Published June 12, 2020 | Version 1.0
Dataset Open

Multispectral and augmented Landsat data with land cover labels

  • 1. INEGI
  • 2. CONACyT

Description

Benchmark set at 77.1% O.A at: https://doi.org/10.1117/1.JRS.14.048503

The dataset consists of 60,000 images, corresponding to Landsat patches of 33x33 pixels with 102 bands. Randomly selected from Mexico (country). Each patch is labeled with one of 12 Land Use and Vegetation classes according to the classification described at https://doi.org/10.3390/rs6053923.

The zip file contains 12 folders numbered 1-12 and each contains 5,000 .npy python files (can be loaded with the NumPy library).

The labeled classes correspond to the following identifier.

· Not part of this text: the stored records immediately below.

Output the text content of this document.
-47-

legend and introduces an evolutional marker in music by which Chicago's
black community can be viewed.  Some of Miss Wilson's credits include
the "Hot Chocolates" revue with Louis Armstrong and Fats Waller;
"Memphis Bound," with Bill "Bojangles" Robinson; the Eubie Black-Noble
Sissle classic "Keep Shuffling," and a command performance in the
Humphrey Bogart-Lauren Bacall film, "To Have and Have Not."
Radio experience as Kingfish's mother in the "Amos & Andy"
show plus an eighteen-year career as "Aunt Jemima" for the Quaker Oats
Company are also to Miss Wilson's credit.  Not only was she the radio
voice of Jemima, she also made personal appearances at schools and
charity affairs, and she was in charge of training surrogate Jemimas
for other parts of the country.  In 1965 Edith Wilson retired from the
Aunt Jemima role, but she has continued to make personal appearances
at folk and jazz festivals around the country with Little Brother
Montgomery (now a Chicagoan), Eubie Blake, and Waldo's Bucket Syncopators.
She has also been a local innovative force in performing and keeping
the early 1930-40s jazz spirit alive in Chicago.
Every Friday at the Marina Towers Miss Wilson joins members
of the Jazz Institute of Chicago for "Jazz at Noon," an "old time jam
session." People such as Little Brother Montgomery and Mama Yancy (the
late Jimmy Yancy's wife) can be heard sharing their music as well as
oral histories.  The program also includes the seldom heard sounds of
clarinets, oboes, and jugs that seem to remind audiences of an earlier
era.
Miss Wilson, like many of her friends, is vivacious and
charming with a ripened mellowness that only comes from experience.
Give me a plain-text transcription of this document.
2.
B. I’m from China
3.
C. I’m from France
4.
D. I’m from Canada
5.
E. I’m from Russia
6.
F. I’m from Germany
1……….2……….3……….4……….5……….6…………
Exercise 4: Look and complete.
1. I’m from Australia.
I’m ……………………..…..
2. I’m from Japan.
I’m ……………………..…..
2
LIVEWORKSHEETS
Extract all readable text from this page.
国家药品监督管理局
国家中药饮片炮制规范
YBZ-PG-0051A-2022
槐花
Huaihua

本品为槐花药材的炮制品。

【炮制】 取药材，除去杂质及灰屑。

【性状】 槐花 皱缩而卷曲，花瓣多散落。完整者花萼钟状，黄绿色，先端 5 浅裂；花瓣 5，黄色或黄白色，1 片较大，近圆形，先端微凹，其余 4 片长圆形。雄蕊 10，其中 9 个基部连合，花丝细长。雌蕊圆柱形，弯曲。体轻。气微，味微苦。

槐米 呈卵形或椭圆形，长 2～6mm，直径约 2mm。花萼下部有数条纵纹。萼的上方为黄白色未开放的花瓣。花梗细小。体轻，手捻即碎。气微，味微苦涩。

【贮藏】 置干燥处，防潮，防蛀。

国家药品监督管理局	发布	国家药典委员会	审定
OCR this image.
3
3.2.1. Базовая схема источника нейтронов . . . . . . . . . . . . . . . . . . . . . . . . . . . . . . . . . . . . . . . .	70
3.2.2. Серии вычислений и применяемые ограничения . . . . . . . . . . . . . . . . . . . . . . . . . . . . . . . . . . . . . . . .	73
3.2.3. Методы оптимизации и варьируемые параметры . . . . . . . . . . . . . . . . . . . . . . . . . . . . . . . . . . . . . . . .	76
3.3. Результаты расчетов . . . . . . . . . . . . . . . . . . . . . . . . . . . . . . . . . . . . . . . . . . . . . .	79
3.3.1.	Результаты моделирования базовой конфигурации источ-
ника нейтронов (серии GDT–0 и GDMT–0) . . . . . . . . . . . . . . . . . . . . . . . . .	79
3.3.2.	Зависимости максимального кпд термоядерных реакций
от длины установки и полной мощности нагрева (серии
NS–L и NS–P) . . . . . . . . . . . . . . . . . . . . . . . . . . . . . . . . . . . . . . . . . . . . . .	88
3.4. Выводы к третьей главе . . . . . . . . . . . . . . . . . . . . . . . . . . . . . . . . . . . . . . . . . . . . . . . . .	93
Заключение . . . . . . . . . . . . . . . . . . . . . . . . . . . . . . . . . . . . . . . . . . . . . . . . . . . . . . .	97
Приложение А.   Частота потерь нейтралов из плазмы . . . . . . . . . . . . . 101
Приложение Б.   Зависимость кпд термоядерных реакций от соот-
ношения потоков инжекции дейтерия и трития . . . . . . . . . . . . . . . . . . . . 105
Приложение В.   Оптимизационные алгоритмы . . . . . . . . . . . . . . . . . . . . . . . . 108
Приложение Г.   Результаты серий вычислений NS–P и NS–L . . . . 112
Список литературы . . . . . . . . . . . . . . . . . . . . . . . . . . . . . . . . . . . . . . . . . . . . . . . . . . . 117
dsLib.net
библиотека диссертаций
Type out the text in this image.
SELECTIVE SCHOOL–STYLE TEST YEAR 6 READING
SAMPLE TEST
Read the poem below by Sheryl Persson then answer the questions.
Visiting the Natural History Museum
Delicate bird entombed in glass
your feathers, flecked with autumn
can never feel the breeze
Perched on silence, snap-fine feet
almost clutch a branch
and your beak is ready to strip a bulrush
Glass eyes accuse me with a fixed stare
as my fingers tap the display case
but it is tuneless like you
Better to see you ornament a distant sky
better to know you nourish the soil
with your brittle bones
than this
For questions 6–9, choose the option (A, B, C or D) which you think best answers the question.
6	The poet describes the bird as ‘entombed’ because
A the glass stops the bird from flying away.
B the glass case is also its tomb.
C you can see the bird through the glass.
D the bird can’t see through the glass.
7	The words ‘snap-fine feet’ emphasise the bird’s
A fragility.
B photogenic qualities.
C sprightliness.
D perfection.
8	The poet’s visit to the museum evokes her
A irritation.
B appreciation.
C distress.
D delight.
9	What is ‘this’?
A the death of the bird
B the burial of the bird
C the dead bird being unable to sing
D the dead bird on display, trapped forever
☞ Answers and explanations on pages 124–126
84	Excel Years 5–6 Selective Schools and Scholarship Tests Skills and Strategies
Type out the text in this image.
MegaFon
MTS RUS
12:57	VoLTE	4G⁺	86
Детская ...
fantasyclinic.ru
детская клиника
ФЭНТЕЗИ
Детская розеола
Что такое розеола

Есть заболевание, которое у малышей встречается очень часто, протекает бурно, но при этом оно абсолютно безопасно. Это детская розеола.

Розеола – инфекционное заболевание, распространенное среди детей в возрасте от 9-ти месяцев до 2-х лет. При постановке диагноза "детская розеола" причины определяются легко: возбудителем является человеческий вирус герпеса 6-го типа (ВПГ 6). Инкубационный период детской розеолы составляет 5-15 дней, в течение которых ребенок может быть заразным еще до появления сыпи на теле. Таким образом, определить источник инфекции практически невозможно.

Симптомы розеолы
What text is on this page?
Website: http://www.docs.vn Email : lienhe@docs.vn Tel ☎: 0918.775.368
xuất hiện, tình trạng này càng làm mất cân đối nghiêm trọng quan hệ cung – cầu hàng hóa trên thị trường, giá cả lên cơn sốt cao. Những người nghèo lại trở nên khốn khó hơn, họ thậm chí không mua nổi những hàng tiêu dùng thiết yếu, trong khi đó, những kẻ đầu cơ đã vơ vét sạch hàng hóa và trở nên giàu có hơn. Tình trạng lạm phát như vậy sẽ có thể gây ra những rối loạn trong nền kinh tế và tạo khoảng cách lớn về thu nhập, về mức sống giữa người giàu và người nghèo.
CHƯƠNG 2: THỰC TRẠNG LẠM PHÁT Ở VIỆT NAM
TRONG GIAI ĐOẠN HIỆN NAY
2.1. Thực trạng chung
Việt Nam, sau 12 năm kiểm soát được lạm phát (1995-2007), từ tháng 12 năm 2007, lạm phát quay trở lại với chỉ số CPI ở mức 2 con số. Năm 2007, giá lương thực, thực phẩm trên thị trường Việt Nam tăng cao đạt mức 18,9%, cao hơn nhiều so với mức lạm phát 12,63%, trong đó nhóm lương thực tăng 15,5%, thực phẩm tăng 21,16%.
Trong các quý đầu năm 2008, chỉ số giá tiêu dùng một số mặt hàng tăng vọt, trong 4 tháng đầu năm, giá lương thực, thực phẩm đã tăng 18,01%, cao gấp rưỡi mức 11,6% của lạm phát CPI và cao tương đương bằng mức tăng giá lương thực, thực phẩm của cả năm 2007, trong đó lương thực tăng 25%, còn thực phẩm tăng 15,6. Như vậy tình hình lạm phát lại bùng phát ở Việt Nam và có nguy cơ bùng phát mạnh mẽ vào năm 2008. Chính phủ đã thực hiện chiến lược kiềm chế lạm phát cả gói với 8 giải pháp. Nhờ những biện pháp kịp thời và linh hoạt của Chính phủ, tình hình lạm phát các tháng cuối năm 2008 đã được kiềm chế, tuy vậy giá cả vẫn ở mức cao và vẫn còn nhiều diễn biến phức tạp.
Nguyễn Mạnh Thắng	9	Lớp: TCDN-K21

1, Temperate Coniferous forest
2, Temperate Decidius Forest
3, Temperate Mixed Forest
4, Tropical Evergreen Forest
5, Tropical Deciduous Forest
6, Scrubland
7, Wetland Vegetation
8, Agriculture
9, Grassland
10, Water body
11, Barren Land
12, Urban Area

To build that dataset, we take the information of the National Continuum of Land Use and Vegetation series number 5 generated by the National Institute of Statistics and Geography from Mexico (INEGI) from The National Commission for the Knowledge and Use of Biodiversity (CONABIO) web page (http://geoportal.conabio.gob.mx/metadatos/doc/html/usv250s5ugw.html).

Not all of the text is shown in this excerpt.